Die Lage an den Grenzen zu Syrien und dem Libanon könnte sich angesichts des Einflusses des Iran via Schiitenmiliz Hisbollah in diesen Ländern ebenfalls zuspitzen.
Auch das Verhältnis Israels zu Europa wird mit dieser Regierung wohl nicht einfacher werden. In der EU gibt es in der Nahost-Politik ohnehin nur einen minimalen gemeinsamen Nenner. Netanjahus Comeback wird Rechtspopulisten in der EU, insbesondere Viktor Orban in Ungarn, jedenfalls Auftrieb geben – und möglicherweise die eine oder andere Gelegenheit, sich EU-intern querzulegen.

Ein Staat, zwei Staaten
Alles deutet derzeit darauf hin, dass den Israelis innen- wie außenpolitisch ungewisse Zeiten bevorstehen – noch ungewisser, als diese es ohnehin gewohnt sind.

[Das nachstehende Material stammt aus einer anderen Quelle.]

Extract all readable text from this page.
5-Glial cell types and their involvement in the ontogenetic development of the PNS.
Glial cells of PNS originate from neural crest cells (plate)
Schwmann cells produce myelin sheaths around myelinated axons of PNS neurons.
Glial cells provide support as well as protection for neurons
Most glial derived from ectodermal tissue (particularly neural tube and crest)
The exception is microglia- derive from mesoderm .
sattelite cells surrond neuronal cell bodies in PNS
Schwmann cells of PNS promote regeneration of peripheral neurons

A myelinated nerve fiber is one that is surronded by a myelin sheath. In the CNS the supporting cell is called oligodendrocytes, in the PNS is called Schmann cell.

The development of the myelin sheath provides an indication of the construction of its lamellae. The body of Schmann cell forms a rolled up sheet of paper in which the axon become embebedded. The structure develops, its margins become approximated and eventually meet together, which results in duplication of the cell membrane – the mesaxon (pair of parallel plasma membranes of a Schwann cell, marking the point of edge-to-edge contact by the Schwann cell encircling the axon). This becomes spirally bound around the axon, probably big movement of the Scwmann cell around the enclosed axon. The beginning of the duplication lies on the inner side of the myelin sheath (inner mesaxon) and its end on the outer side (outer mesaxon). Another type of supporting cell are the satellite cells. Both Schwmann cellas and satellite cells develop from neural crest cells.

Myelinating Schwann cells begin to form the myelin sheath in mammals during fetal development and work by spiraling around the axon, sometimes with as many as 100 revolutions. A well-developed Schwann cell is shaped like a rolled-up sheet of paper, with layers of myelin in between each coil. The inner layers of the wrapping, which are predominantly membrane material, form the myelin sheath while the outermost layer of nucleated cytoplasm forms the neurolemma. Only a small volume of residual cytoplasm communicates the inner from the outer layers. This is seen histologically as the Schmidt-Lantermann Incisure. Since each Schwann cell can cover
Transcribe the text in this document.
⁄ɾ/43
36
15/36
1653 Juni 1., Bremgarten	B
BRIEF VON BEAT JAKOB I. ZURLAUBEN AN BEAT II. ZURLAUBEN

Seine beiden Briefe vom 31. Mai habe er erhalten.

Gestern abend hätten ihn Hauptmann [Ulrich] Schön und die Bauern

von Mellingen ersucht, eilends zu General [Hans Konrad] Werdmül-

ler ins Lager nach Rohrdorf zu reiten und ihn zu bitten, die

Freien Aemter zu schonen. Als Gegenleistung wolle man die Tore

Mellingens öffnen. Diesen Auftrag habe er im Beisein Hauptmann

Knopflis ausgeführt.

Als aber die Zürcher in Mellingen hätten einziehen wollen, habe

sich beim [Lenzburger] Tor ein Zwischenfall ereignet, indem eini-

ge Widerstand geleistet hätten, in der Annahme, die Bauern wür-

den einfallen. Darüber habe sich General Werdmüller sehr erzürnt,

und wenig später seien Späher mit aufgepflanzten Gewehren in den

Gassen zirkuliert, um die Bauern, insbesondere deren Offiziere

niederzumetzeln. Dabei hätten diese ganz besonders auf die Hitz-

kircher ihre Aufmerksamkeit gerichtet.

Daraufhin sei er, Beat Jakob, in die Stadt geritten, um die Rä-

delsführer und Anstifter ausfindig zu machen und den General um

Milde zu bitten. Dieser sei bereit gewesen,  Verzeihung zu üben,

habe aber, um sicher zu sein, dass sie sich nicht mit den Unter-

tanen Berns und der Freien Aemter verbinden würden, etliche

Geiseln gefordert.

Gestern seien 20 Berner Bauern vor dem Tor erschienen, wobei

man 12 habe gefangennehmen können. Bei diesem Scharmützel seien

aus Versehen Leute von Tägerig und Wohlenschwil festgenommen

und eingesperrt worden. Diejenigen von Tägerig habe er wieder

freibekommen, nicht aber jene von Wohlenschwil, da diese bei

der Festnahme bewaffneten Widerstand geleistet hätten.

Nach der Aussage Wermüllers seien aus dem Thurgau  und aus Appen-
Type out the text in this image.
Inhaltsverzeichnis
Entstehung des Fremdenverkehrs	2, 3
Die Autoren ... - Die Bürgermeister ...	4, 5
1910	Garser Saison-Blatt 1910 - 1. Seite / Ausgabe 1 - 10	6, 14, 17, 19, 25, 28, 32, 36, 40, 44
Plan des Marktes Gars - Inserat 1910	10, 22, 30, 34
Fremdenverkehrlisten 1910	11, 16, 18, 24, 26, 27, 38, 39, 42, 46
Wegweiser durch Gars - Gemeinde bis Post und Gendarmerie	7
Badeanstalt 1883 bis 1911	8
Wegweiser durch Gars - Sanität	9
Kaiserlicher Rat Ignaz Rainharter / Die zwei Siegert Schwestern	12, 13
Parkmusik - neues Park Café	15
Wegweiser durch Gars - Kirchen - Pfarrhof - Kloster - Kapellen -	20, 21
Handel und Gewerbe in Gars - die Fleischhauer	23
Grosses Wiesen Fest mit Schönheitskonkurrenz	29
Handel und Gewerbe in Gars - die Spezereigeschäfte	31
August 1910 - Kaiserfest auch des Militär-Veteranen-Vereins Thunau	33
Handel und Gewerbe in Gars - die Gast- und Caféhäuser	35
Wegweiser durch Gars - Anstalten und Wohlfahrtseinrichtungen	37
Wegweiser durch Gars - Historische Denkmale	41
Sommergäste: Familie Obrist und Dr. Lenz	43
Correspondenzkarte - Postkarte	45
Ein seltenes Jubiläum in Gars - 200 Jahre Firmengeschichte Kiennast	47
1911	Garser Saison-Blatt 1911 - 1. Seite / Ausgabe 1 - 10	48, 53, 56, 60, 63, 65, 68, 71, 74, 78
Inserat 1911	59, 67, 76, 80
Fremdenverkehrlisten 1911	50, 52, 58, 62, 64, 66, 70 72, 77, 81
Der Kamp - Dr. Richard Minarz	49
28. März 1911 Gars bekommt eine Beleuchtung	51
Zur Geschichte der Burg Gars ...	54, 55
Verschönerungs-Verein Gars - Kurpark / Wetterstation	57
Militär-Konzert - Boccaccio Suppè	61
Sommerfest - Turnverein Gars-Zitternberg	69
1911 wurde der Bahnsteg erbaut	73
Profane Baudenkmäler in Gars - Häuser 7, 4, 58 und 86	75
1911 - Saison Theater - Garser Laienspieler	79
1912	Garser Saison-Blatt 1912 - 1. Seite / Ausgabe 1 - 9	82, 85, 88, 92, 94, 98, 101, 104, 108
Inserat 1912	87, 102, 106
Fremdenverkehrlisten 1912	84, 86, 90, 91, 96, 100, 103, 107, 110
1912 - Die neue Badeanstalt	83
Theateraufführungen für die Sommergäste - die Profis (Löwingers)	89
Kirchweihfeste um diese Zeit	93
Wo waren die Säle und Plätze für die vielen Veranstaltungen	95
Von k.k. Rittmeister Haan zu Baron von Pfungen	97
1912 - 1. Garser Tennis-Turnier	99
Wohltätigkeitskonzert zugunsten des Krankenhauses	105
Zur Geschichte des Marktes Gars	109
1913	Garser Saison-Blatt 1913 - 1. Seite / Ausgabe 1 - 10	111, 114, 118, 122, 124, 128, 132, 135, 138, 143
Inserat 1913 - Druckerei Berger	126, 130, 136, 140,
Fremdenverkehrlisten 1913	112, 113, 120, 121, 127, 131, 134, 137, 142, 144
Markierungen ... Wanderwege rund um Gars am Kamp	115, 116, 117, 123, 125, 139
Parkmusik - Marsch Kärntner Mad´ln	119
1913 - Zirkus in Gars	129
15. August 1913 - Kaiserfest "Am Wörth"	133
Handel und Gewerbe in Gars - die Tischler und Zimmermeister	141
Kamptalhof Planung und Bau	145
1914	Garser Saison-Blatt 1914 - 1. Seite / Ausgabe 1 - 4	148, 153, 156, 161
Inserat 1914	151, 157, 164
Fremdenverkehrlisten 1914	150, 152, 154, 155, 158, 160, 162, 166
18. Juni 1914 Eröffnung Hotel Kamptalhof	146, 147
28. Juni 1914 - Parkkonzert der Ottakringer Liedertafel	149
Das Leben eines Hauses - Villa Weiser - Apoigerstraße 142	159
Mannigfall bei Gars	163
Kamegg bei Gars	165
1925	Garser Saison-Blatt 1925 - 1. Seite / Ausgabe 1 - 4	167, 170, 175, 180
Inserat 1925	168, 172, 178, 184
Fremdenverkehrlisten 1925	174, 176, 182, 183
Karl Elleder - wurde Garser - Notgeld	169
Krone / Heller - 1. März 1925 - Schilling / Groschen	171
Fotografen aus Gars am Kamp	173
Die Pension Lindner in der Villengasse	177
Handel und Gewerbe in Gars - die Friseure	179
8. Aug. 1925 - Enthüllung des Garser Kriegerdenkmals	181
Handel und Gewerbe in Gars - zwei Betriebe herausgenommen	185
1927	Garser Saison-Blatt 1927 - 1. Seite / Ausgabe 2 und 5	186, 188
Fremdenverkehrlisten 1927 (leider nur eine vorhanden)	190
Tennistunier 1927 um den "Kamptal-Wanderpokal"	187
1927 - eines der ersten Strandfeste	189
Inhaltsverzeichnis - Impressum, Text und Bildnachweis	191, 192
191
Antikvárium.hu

Direkt betroffen sind die Palästinenser. Denn eine Zweistaatenlösung rückt in noch weitere Ferne – eine gangbare Alternative gibt es aber auch nicht. Wie aber zuletzt auch die Solidarisierung arabischer Fans bei der Fußball-WM in Katar zeigte, die palästinensische Flaggen in die Höhe hielten: Der israelisch-palästinensische Konflikt ist weiter eine der zentralen ungelösten Gerechtigkeitsfragen in der Region.